I have decided that this is one piece of required reading for my Columbia University students when the new semester opens next month.
It is titled, Advice for aspiring explainer journalists (Vox) , and written by David Roberts. Some highlights:
–These days, journalism is “less about producing new information than it is about gathering information already on the record, evaluating it, and explaining and contextualizing it for an audience, perhaps with some analysis and argumentation for good measure.”
-The best explainer journalists have mastered their subject matter and know far more than the average reader about the topic.
-Explainer journalists also network in a way that not only yields career opportunities, but improves their research and writing. “The people who have come to my favorable attention over the years have done so because they ask smart questions, or point to information or sources I hadn’t seen, or connect me with other useful people. Whatever their roles or intentions, they know and care about the subject matter; they want to learn and they want to share what they know.”
I read this piece while in Vienna working with the editorial team of Kurier, as we move toward a mobile first approach. Today’s workshop was all about how we concentrate on stories, NOT editions. Part of the content of the workshop was about the journalism of everywhereness, and in which the audience is bombarded constantly by information. Our readers know more than readers of ten years ago used to know before they got our information.
That is a central theme of the Roberts piece. He writes that there are no longer supply constraints, that it is cheap for anyone to publish something on the web, and that there are “virtually no constraints left on the supply of information. Libraries are online. Government records are online. Every public figure’s every move is blogged or tweeted.”
What is the approach the journalist should take when so much of the information is known?

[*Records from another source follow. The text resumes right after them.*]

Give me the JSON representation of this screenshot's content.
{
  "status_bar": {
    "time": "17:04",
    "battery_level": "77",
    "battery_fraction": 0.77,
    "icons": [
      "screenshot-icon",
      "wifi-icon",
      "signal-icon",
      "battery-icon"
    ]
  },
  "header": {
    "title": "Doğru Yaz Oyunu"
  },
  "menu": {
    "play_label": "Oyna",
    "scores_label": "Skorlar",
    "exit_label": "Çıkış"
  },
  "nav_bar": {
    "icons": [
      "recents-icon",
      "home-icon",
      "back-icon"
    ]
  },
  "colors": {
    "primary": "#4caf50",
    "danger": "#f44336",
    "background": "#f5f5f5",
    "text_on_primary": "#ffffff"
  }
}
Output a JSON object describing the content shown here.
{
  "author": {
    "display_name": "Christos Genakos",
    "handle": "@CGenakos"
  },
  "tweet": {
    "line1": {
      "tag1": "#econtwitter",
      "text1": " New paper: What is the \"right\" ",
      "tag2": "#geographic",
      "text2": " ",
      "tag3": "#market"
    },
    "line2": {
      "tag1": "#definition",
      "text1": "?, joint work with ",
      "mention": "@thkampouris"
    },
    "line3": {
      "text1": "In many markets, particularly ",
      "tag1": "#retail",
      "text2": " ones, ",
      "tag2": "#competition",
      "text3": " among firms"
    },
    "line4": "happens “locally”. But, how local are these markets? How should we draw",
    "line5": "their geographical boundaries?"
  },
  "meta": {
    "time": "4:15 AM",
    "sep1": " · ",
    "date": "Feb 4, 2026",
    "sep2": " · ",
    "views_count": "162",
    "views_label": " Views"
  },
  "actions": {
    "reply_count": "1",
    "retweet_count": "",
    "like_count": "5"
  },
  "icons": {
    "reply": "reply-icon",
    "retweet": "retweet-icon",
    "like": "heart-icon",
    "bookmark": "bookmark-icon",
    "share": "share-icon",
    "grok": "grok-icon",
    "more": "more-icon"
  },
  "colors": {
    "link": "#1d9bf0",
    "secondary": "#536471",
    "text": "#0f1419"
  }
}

That of explainer, writes Roberts.
Two things follow. First, with supply constraints gone, there is no reason to confine web journalism to the length and formal constraints of journalism developed for paper. Any story can be as long as it needs to be, whether it’s 200 words or 2,000. Not every journalist must choose between the view-from-nowhere voice of the objective journalist and stale aphorisms of major newspaper editorial pages. There is room for a greater variety of length, form, tone, voice, and subject on the web.
And second, there’s more need for explanation.
People want to know how the world works. They want to know why the things that are happening are happening. They don’t stop wanting to learn when they get out of school.
And this is where the role of journalists can become essential, as explainers. As Roberts so eloquently tells us, people want to know how the world works. He insists, and I agree, that these days it is less about producing new information that it it is about gathering information already on the record, evaluating it and explaining and contextualizing it for an audience.
Here is where the role of a “content manager” plays an important part of what stories will be followed and how they will be handled. In this context, a story may have a “lean forward” mode early in the day, but become more explanatory and more “lean back” in subsequent updates.
I am always surprised by newsrooms where this shift in the role of the journalist—-and the role of information—have not been incorporated in work flow transformation and work assignments.
That is what my workshop today was all about.
At the end of the workshop, the young journalists had selected stories that needed more updates, better coverage, and, indeed, more explanations.
I asked the question: How is what you have done today different from how you have done this in the usual manner here?
I already knew the answer, but it was good to hear it again, and to discuss what change and transformation are all about: “Well,” said a young woman, “we would have concentrated on the way the story would appear in the print edition of tomorrow, thus eliminating the updates and the video component.”
Journalists not only need to become explainers, they also need to explore different ways of telling those stories across different platforms.